Impressions: Understanding Visual Semiotics and Aesthetic Impact
This addresses the gap in image captioning datasets for modeling human impressions and aesthetic impact, though it is incremental as it builds on existing multimodal architectures.
The authors tackled the problem of modeling human impressions and aesthetic evaluations of images by creating the Impressions dataset, which contains 1,440 image-caption pairs and 4,320 annotations, and showed that fine-tuning existing models on this dataset significantly improves their ability to simulate plausible human responses.

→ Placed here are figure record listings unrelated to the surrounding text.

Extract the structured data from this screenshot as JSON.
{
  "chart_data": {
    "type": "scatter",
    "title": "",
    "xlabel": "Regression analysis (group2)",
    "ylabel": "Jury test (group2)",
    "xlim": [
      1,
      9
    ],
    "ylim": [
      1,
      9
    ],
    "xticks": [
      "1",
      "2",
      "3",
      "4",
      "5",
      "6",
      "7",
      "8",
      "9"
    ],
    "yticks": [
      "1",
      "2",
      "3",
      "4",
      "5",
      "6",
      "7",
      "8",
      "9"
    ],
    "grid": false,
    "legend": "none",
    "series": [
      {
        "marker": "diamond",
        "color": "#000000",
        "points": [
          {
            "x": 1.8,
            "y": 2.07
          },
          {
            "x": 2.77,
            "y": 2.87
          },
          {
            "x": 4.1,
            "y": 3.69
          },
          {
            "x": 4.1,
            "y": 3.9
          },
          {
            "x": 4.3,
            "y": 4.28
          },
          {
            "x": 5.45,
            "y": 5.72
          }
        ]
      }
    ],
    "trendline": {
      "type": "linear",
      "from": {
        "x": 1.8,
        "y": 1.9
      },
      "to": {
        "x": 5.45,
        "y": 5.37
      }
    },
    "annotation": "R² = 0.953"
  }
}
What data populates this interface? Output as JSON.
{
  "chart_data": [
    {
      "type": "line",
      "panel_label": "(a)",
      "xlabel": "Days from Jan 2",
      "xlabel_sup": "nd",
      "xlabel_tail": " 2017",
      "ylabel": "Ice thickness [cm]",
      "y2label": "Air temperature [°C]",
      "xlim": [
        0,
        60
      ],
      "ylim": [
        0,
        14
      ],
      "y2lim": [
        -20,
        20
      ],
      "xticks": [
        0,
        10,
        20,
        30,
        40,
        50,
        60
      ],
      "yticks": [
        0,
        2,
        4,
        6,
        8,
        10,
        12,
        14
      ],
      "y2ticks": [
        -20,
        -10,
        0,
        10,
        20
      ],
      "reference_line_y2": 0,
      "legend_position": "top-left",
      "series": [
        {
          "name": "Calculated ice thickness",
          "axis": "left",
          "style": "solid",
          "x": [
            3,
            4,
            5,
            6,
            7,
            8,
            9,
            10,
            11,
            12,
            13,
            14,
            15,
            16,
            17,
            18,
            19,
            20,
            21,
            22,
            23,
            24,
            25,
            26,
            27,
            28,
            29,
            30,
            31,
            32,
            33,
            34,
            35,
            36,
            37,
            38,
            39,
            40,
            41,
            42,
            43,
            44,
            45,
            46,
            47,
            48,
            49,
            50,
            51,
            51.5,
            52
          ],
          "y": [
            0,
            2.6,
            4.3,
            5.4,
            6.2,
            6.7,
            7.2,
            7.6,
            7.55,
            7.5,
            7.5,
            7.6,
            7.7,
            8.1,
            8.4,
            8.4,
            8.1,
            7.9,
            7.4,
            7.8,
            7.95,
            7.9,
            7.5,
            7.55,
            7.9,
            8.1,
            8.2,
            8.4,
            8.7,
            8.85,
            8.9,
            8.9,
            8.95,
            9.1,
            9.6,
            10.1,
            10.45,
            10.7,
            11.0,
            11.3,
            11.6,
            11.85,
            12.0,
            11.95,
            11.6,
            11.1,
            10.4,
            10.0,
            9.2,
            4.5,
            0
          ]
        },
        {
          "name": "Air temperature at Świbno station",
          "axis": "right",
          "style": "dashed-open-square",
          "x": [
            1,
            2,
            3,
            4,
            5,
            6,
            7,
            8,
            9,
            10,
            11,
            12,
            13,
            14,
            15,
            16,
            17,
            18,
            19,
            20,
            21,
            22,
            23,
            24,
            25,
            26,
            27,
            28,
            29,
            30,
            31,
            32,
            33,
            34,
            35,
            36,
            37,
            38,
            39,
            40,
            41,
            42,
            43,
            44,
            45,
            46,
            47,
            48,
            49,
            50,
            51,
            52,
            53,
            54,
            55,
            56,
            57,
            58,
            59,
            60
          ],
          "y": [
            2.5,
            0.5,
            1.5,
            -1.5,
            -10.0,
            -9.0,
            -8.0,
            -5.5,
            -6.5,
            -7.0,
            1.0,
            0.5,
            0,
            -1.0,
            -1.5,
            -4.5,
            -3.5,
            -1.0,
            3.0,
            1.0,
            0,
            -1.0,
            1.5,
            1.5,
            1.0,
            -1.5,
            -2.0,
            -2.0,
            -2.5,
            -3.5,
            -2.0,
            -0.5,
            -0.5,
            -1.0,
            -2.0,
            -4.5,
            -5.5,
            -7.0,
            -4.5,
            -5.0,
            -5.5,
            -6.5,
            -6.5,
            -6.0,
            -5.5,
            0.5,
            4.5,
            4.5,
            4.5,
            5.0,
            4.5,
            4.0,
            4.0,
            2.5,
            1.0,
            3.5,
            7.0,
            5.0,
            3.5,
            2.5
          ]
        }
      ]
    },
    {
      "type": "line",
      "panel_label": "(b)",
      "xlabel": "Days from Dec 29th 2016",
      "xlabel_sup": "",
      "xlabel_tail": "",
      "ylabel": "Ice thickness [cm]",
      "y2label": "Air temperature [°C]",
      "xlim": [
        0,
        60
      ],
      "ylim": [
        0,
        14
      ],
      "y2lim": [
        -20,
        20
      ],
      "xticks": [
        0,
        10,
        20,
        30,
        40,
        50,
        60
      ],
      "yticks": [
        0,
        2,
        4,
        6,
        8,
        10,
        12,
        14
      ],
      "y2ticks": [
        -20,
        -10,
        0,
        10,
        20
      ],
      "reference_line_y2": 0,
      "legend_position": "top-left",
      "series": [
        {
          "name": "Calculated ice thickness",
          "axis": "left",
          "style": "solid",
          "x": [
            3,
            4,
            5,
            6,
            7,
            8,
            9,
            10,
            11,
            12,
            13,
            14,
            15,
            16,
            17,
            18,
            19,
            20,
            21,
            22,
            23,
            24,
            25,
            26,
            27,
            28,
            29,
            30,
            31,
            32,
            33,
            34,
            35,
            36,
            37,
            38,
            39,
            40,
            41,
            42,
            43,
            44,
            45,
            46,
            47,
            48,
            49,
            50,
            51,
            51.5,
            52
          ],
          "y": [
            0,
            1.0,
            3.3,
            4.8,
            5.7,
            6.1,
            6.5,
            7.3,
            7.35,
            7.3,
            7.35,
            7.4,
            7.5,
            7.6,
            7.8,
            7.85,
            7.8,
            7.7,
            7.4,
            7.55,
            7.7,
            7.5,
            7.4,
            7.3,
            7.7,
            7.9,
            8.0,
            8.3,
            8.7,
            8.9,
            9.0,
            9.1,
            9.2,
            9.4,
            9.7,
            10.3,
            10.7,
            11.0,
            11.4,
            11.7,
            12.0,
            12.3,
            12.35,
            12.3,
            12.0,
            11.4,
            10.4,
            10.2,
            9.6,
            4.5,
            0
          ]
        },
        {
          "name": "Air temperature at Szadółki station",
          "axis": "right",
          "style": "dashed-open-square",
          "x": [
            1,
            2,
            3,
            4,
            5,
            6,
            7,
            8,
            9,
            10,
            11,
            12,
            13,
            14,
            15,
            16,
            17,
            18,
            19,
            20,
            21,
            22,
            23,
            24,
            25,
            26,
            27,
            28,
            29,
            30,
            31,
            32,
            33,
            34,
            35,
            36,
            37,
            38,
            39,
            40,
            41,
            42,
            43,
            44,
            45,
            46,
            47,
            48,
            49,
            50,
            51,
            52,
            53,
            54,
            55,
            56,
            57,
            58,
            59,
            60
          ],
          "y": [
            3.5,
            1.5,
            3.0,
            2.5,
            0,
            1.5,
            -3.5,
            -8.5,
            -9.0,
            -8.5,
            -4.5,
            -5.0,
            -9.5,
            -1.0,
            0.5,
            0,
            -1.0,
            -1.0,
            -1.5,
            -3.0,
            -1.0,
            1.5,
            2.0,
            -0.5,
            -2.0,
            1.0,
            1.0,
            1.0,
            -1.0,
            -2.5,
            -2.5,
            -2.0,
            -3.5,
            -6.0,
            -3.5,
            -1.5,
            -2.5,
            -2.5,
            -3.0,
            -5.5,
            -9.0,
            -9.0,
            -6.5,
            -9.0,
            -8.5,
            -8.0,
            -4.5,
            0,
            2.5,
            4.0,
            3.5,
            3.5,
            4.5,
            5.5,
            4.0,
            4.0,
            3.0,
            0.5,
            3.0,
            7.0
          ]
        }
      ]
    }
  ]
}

Is aesthetic impact different from beauty? Is visual salience a reflection of its capacity for effective communication? We present Impressions, a novel dataset through which to investigate the semiotics of images, and how specific visual features and design choices can elicit specific emotions, thoughts and beliefs. We posit that the impactfulness of an image extends beyond formal definitions of aesthetics, to its success as a communicative act, where style contributes as much to meaning formation as the subject matter. However, prior image captioning datasets are not designed to empower state-of-the-art architectures to model potential human impressions or interpretations of images. To fill this gap, we design an annotation task heavily inspired by image analysis techniques in the Visual Arts to collect 1,440 image-caption pairs and 4,320 unique annotations exploring impact, pragmatic image description, impressions, and aesthetic design choices. We show that existing multimodal image captioning and conditional generation models struggle to simulate plausible human responses to images. However, this dataset significantly improves their ability to model impressions and aesthetic evaluations of images through fine-tuning and few-shot adaptation.